Thursday, August 30, 2012

Ethical Shopping


It's normally around this time of year that I realise that Christmas is sneaking up on me. Now, 4 months away may seem like a long time. But experience has taught to leave shopping until December at my absolute peril. December is the month of school concerts, special assemblies, school trips, and last minute it's almost end of term playdates. December is when you can't get a car park at the plaza and the line in Target is 40 minutes long. Oh, and it's stinking hot  - just to make sure that waiting in the car and in endless queues is even more enjoyable.

Over the last three or four years I've started to think differently about Christmas shopping. The mass consumerism disturbs me a lot. Last year I went to the annual toy sale at a big department store and I saw people dragging two trolleys absolutely overflowing with toys up and down the aisles. They looked doped up on a shopping high. One man was blindly grabbing things off the shelves and hurling them in without so much as a thought. The greed and the MORE MORE MORE of that day turned me off big time.  I decided to cancel my layby and hand make almost all of my gifts. It took a lot of time to think of ideas, find materials in thrift stores (my goal was to recycle as much as I could), and then create my gifts. It would have been easier to buy things but nowhere near as satisfying.

So here we are again, at the tail end of August and it's time to start thinking about Christmas once more. This year my family and I are going camping in a National Park for a week, we're going to have portable solar showers, no fridge, no big Christmas lunch, and only a small amount of gifts. What we'll gain, I hope, is uninterrupted family time and connection. Time to talk. Time to tell the kids made up stories. Time to swim and make sand castles. Time to nap. We've already told the kids that there won't be many presents this year, and that we will be getting mostly 'family presents' for the camping trip.

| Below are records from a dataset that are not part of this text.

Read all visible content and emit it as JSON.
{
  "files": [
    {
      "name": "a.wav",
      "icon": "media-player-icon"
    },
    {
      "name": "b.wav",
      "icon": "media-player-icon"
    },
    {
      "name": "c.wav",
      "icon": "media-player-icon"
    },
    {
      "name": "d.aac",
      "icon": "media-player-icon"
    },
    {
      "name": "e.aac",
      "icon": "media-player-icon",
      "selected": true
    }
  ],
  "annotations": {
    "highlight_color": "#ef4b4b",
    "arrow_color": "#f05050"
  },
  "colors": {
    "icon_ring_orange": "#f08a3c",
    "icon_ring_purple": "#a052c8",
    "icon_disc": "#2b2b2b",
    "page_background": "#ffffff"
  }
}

The gifts I do buy, I want to buy consciously. I want to buy ethically produced, fair trade products, and things where I know a fair proportion of the money is going back to the people who need it. Websites like Oxfam and Kiva have online shops where you can donate on someone else's behalf. Oxfam has an online shop where you can donate money towards something tangible like a chicken, a water testing kit, or a fishing net. Or if you like to give something that can be unwrapped, they also have a store selling fair trade products like scarves, jewellery, musical instruments, and toys. I've already bought a few things from the Oxfam Shop that I'm squirreling away for Xmas. Here are some of the beautiful things you can find on the website:






Another one of my favourite websites is Ethikl. Ethikl sells "Eco friendly, organic, upcycled and fair trade products by independent designers and ethical producers". There's a huge range on their website, here's a teaser;



Where and how we spend our Christmas dollars is important. It's our shopping vote - I believe in this, I don't believe in that. My plan for this year is to have a simple, ethical Christmas. I hope you'll join me :)

3 comments:

  1. What a great idea! A family trip will make the holiday more memorable, too, instead of the same old gift-opening routine.

    When you are looking for the gifts you do buy, take a look at the Fair for All Shopping Guide (www.fairforallguide.com). It's a directory that I work on of retailers with ethical practices. Not sure how many of them ship to Australia, but it might be worth checking out! (I've come across a lot of blog posts about ethical shopping in Australia recently... I might have to expand the scope of my list!) :)

    ReplyDelete
    Replies
    1. Thanks for the link to the website, there are some fantastic things on there! It's great to have a directory covering lots of different fair trade products too.